すでに動いている准教授向けの独自の「キャリアチャレンジ制度」も、高い成果を出せば5年程度で教授が確定する。全国の若手研究者の関心を引く仕組みだが、この中で女性優先枠を設定し、女性の負担が大きい出産・育児のライフイベント期へ配慮する。
「任期付き雇用では研究か子どもか、と迫られてしまう。本学は任期なし(の定年制)での雇用を用意することで、優秀な人を発掘していく」と天竺桂(たぶのき)弘子副学長・女性未来育成機構長は説明する。理工農系の女性研究者は今、全国の大学でひっぱりだこ。それだけに一時的に引きつけるだけでなく、他大学に引き抜かれない継続的な支援を意識している。
新型コロナ下の21年9月に行われた同大の働き方改革の教職員アンケート。回収率は予想に反し全体で5割弱、教員に限ると8割弱と高い数値になった。従来は関心の低かった層も、意識が新型コロナで大きく変わったためだとみられる。
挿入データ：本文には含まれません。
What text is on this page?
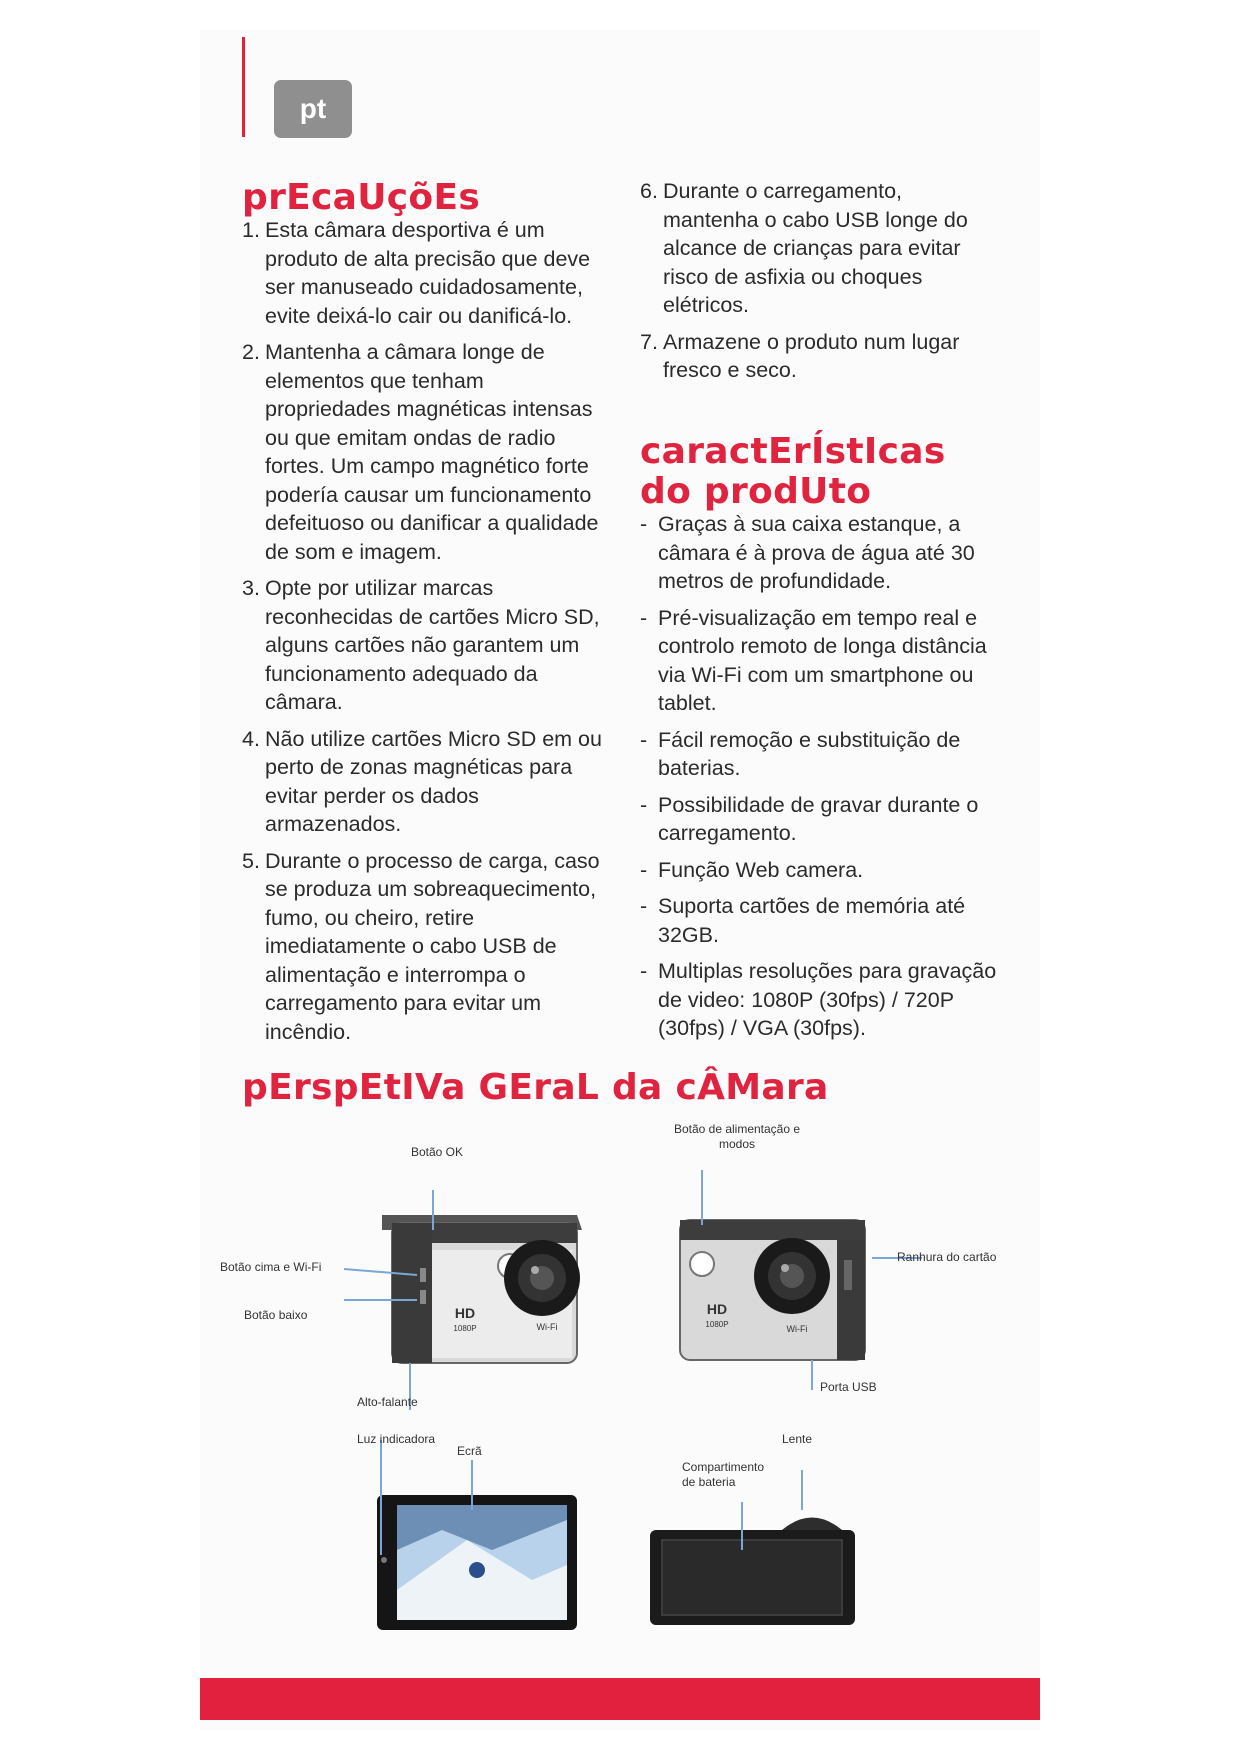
pt
prEcaUçõEs
1. Esta câmara desportiva é um produto de alta precisão que deve ser manuseado cuidadosamente, evite deixá-lo cair ou danificá-lo.
2. Mantenha a câmara longe de elementos que tenham propriedades magnéticas intensas ou que emitam ondas de radio fortes. Um campo magnético forte podería causar um funcionamento defeituoso ou danificar a qualidade de som e imagem.
3. Opte por utilizar marcas reconhecidas de cartões Micro SD, alguns cartões não garantem um funcionamento adequado da câmara.
4. Não utilize cartões Micro SD em ou perto de zonas magnéticas para evitar perder os dados armazenados.
5. Durante o processo de carga, caso se produza um sobreaquecimento, fumo, ou cheiro, retire imediatamente o cabo USB de alimentação e interrompa o carregamento para evitar um incêndio.
6. Durante o carregamento, mantenha o cabo USB longe do alcance de crianças para evitar risco de asfixia ou choques elétricos.
7. Armazene o produto num lugar fresco e seco.
caractErÍstIcas
do prodUto
- Graças à sua caixa estanque, a câmara é à prova de água até 30 metros de profundidade.
- Pré-visualização em tempo real e controlo remoto de longa distância via Wi-Fi com um smartphone ou tablet.
- Fácil remoção e substituição de baterias.
- Possibilidade de gravar durante o carregamento.
- Função Web camera.
- Suporta cartões de memória até 32GB.
- Multiplas resoluções para gravação de video: 1080P (30fps) / 720P (30fps) / VGA (30fps).
pErspEtIVa GEraL da cÂMara
Botão OK
Botão de alimentação e modos
Botão cima e Wi-Fi
Botão baixo
Ranhura do cartão
Porta USB
Alto-falante
Luz indicadora
Ecrã
Lente
Compartimento de bateria
HD
1080P	Wi-Fi
HD
1080P	Wi-Fi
この調査により教職員の約3割が育児期に、2割が介護期にあることが判明した。介護期の対応は同大に限らず今後の課題といえる。また「これまでにない分量の自由記述が寄せられた。『こうしてはどうか』という前向きの提案が多かった」と天竺桂機構長は喜ぶ。
これにより改善策が今、次々と動き出している。例えばライフイベント時の研究者の負担を減らす「研究支援員制度」は、支援対象を4月から男性にも拡大。申し込み18人中、男性が8人と歓迎されたことが見て取れる。
さらに踏み込んだ形として、総務・経営企画部の東山琢磨人事課長は「現在、フルリモート勤務の仕組みを検討している」と紹介する。配偶者の転勤に伴い、米国から常勤のフルリモートに取り組む例が出ているという。
千葉学長は21年度に、グループごとも含めて全事務職員と面談を行った。現在は教員全員との実施を掲げている。中小規模大学の弱みを強みに変え、全学で改革を進める土壌が醸成されている。